Some policies aimed at quenching what politicians perceive to be a public appetite for fairness are recycled regularly even when they have been shown to be deeply flawed. One of these is the idea that the unemployed should have to work for the dole. Another is placing youthful offenders in the army for a period to learn discipline. Then there is the notion of putting prisoners to work while they are behind bars. Not only will they no longer be idle but there is the theory that a regular working routine will help them reintegrate into society when they are released.
Fired by this belief, the Government plans for up to 1400 prisoners to be working 40 hours a week - without pay - by the end of this year. This "working prisons" initiative will apply to all inmates at Rolleston and also to the North Island prisons Tongariro-Rangipo and the Auckland Women's Correction Facility. According to Corrections Minister Anne Tolley, the work will give prisoners "a structured day, help with behaviour and [mean] you're not institutionalising them too much before they go back out into the community".
If only it were that simple. Ms Tolley has conceded the plan will require "significant infrastructure upgrades". Presumably she is referring to the workplace equipment that will need to be installed in prisons.

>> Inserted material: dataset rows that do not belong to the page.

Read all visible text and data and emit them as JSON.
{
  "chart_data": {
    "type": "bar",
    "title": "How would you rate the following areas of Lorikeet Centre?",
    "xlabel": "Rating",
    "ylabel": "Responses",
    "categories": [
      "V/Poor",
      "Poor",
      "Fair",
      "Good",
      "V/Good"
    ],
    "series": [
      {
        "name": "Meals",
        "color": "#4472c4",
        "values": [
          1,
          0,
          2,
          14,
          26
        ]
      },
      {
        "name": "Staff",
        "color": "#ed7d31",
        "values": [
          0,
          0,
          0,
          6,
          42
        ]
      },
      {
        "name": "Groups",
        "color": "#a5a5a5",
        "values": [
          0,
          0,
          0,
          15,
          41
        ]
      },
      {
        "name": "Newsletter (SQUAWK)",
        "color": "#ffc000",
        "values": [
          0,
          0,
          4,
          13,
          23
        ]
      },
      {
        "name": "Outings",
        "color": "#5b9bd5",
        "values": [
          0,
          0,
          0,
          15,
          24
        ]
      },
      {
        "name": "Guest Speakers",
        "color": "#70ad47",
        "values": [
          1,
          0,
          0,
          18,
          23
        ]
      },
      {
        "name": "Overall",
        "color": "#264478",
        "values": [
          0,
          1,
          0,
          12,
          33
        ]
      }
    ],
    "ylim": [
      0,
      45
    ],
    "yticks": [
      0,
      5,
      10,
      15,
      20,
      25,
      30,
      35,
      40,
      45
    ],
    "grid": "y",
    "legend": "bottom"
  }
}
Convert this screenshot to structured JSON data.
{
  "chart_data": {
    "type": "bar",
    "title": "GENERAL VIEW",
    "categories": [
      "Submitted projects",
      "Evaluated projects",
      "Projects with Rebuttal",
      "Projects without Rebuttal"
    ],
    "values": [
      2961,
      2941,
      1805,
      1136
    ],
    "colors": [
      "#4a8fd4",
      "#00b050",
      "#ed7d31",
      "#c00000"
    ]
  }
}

The costs do not, however, end there. There is the expense involved in work training and tuition for the inmates. This is beyond the capability of prison staff, so will have to be summoned from outside. There is also the extra supervision that will have to be provided for people who will be forced to work but have no incentive to do this to the best of their ability.
The problems do not stop there, as indicated by the experience in Britain. It has proceeded far further down this path, albeit while, unlike here, paying inmates for their labour, even if at a rate well below the country's minimum wage. Within a decade, the Cameron Government plans to double the 10,000 convicts currently in work. Already, however, the British Prison Officers Association has complained that this is exploitative of prisoners and risks damaging the wider economy. "We have concerns about simply using prisoners as cheap labour for companies to cut their costs," it has said. That cutting means, inevitably, that in some cases prisoners are taking the jobs of people in the community.
Additionally, there is the risk that an increasing emphasis on getting inmates into work will lessen that on education, employment training and drug and alcohol addiction treatment programmes. This rehabilitation work was, commendably, at the forefront of Government policy announced last year. The Budget contained a $65 million funding boost for this, with the aim of reducing reoffending by 25 per cent within five years. At the end of that time, the Government plans to have 600 fewer people in jail.
A key part of this programme is providing greater support for prisoners to find jobs when they are released. Theoretically, that process should be aided by the Government's work initiative. This is also a way of making prisons pay more for their upkeep. But the example of Britain shows the perils of large-scale work schemes. There are also ethical issues attached to making inmates work without pay. These may not unduly concern those who hate the idea of prisoners lazing about in their cells. They should, however, be concerned by the practicalities of an idea that has the potential to do far more harm than good.